In the wake of former Secretary of Defense Ash Carter’s 2015 decision to open all combat positions to women, the Army, Air Force, Marine Corps, and Navy have grappled with the practical realities of following this order. Vocal concerns from military personnel and senior leaders have centered on how integrating women could compromise standards and impact force readiness.
These discussions have overlooked a branch of the Armed Forces where women have long had access to all positions: the United States Coast Guard. It is the smallest service, and the only branch of the military that operates as a function of the Department of Homeland Security, rather than the Department of Defense. The Coast Guard strives to protect U.S. maritime interests, with missions covering drug interdiction, environmental protection, immigration law enforcement, and search and rescue, among several others.

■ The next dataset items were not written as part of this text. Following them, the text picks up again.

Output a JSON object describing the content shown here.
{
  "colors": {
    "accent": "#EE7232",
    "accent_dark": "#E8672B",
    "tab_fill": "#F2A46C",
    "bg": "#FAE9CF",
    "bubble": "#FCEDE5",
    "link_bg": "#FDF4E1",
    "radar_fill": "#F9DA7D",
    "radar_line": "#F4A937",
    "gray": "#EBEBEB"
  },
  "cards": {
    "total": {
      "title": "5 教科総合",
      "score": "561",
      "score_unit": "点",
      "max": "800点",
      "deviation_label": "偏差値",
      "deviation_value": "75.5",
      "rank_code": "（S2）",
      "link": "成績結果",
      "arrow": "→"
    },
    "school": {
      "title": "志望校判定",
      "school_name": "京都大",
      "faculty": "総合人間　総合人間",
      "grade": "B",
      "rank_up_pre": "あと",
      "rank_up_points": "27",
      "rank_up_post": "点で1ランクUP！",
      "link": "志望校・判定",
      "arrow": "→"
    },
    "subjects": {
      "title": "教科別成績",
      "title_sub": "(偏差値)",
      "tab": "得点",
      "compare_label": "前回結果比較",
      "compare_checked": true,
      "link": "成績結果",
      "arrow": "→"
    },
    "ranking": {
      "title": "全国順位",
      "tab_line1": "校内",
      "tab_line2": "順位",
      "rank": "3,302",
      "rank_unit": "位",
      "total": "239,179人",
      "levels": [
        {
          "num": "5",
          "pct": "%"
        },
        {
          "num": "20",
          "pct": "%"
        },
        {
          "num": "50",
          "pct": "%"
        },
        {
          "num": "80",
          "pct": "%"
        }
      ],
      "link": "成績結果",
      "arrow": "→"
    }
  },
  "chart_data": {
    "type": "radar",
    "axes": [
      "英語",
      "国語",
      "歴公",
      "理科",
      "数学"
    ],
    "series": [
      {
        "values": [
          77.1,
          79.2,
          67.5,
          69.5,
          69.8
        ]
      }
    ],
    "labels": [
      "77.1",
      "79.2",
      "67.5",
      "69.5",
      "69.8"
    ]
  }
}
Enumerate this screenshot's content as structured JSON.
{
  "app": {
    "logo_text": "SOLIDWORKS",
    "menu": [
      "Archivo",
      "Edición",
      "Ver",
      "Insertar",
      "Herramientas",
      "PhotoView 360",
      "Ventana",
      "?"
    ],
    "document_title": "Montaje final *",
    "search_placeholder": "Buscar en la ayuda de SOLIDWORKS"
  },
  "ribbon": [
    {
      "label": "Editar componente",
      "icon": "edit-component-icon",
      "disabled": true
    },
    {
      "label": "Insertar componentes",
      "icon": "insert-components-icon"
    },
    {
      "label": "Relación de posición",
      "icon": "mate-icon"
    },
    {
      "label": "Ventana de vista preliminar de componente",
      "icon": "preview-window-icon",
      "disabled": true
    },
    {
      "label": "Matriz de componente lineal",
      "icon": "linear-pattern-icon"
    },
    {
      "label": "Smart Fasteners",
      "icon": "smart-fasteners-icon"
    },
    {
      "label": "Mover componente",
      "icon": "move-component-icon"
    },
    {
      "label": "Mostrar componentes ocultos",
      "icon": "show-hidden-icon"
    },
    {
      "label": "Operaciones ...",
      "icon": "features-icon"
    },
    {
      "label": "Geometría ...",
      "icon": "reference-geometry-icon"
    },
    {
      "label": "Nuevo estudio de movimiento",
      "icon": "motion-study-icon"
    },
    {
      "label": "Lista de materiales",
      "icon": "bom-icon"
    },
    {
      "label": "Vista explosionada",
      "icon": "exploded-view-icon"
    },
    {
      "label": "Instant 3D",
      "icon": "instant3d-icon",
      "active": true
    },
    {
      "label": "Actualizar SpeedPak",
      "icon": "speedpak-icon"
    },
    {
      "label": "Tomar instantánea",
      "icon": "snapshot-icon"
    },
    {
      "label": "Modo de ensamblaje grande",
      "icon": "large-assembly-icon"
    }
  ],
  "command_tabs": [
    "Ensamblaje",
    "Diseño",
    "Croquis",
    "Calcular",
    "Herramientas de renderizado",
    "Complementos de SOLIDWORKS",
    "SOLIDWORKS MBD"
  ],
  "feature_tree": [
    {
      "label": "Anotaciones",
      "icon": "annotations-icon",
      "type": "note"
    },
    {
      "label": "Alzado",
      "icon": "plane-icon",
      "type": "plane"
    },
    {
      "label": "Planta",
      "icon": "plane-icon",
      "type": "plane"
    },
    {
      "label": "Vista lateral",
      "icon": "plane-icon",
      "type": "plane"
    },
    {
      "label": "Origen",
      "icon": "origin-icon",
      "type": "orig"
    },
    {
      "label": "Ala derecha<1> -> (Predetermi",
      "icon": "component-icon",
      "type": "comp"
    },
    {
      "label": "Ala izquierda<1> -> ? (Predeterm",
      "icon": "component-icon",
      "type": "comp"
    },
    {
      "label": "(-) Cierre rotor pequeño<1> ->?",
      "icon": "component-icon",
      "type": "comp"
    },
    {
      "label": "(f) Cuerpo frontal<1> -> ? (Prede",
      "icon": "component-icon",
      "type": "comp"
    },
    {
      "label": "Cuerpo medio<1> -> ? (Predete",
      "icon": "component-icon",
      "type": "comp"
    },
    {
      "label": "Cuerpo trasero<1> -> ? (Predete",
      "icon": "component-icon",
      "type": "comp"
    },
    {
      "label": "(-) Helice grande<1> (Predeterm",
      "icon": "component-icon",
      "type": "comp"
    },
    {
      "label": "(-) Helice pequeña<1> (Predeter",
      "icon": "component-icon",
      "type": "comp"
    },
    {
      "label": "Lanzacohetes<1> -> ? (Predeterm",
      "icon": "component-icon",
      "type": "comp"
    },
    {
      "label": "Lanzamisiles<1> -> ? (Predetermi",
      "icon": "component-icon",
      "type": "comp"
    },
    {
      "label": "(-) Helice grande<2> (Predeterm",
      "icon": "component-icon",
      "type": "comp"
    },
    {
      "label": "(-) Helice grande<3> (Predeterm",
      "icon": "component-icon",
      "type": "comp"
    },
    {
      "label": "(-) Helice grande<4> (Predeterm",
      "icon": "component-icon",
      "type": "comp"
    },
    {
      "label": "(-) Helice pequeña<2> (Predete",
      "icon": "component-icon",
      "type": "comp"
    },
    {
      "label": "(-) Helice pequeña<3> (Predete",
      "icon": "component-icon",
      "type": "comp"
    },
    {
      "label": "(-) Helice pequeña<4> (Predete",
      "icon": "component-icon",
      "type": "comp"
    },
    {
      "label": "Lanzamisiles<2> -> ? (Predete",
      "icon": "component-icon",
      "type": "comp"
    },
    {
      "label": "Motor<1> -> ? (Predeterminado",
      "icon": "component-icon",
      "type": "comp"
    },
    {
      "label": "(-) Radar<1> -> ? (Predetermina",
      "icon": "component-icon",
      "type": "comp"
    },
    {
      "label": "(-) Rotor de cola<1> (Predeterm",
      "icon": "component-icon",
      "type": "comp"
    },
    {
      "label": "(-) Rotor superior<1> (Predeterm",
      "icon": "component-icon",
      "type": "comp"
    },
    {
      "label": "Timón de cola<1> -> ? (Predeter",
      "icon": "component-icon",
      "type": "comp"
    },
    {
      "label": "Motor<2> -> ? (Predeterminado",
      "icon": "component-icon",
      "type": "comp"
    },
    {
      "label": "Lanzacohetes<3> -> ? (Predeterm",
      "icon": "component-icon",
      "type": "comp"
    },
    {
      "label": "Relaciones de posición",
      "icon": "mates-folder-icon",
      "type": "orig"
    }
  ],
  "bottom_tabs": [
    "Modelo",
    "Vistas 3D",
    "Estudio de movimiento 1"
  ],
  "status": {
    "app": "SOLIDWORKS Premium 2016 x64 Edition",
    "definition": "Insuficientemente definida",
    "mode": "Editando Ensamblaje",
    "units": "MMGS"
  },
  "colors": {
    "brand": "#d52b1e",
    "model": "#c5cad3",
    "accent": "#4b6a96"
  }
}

The Coast Guard also offers an established example of what mixed-gender combat units are just beginning to look like. Within its search and rescue mission are the Coast Guard’s rescue swimmers, who typically conduct operations from helicopters in an unforgiving environment, in unrelentingly physical conditions: the open ocean in heavy seas. Rescue swimmers engage in a physically intense job, with the lives of those aboard vessels in distress, as well as the helicopter crew, at stake. This work includes many of the same variables found on the front lines of combat: a high level of risk, the need for physical strength, and the ability to think quickly and adapt to rapidly-changing circumstances.